Missmutig breitete er die Flügel aus und wollte sich gerade in die Luft schwingen, als sein Blick auf eine große Gestalt mit einer kleinen Mehlschwalbe auf der Schulter fiel, die nicht unweit von dem Pärchen stand. Unsicher beäugte er die Person eine ganze Weile, so als wolle er ganz sicher gehen, ihn nicht zu verwechseln. Doch diese schneeweißen Haare, die ebenso wild abstanden, wie seine eigenen und einen starken Kontrast zu dem tief grünen Mantel bildeten, kamen ihm zu vertraut vor, um sich zu täuschen. Selbst die Art und Weise wie er sich bewegte, kannte Pica nur zu gut und das obwohl er die beiden wohl schon Jahrhunderte nicht mehr gesehen hatte. Was suchte dieser Kerl ausgerechnet hier in London? Einer Großstadt, wo er doch nichts mehr hasste als Städte.
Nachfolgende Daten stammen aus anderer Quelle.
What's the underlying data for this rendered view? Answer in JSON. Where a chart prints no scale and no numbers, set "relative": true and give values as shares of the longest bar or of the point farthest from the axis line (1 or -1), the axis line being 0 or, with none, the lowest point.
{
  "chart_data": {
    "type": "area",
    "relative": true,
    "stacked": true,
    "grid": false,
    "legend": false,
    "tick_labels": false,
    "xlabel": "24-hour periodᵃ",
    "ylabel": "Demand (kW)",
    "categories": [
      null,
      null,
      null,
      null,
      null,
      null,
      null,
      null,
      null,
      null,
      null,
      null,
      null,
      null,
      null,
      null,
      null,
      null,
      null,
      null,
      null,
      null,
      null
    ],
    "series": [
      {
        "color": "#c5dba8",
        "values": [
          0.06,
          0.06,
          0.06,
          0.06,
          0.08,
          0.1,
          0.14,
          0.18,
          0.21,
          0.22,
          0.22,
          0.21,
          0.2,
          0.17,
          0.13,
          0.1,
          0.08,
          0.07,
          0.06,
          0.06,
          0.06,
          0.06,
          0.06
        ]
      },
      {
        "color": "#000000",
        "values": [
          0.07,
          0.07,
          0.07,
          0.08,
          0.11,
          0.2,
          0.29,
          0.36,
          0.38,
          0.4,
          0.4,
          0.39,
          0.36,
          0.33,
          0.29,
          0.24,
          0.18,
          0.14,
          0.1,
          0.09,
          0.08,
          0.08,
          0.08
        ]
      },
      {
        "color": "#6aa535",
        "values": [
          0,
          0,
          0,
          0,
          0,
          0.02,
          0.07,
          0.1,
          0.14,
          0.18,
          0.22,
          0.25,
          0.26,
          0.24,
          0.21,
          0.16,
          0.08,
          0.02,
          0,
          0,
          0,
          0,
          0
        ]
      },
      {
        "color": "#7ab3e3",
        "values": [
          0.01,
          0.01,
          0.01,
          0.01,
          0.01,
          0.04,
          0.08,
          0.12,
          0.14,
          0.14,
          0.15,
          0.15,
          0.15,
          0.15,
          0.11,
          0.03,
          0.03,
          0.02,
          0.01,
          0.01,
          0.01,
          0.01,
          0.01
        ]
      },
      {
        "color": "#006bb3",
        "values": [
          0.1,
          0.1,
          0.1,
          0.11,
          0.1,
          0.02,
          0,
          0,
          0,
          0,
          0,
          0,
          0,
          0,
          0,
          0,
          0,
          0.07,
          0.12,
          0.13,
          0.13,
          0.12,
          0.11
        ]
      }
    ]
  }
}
Kurzerhand ließ die Elster sich vom Dach in die Lüfte fallen und segelte mit den Flügeln direkt vor die Füße des Mannes, wo er sich noch vor seiner Landung zurück in seine menschliche Form verwandelte. Augenblicklich blieb der Mann stehen und wandte den Blick von der Mehrschwalbe ab, nur um ihn direkt in Pica Augen zu richten. Pica spürte seinen Körper verkrampfen und es kostete ihn Mühe, dem Blick seines Gegenübers Stand zu halten. Die Luft wirkte wie stehen geblieben, als würde sie zwischen den beiden kleben. Ein leichtes Kribbeln huschte durch Picas Hände und wanderte seine Arme entlang zu seinen Schultern, bis es sich schließlich über seinen gesamten Körper erstreckte und ein mulmiges Gefühl in seinem Bauch auslöste.
„Yososhi...", unterbrach Pica die Stille schließlich.
Auf den Lippen seines Gegenübers zeichnete sich ein düsteres Lächeln ab.
„Lange nicht mehr gesehen, kleine Elster."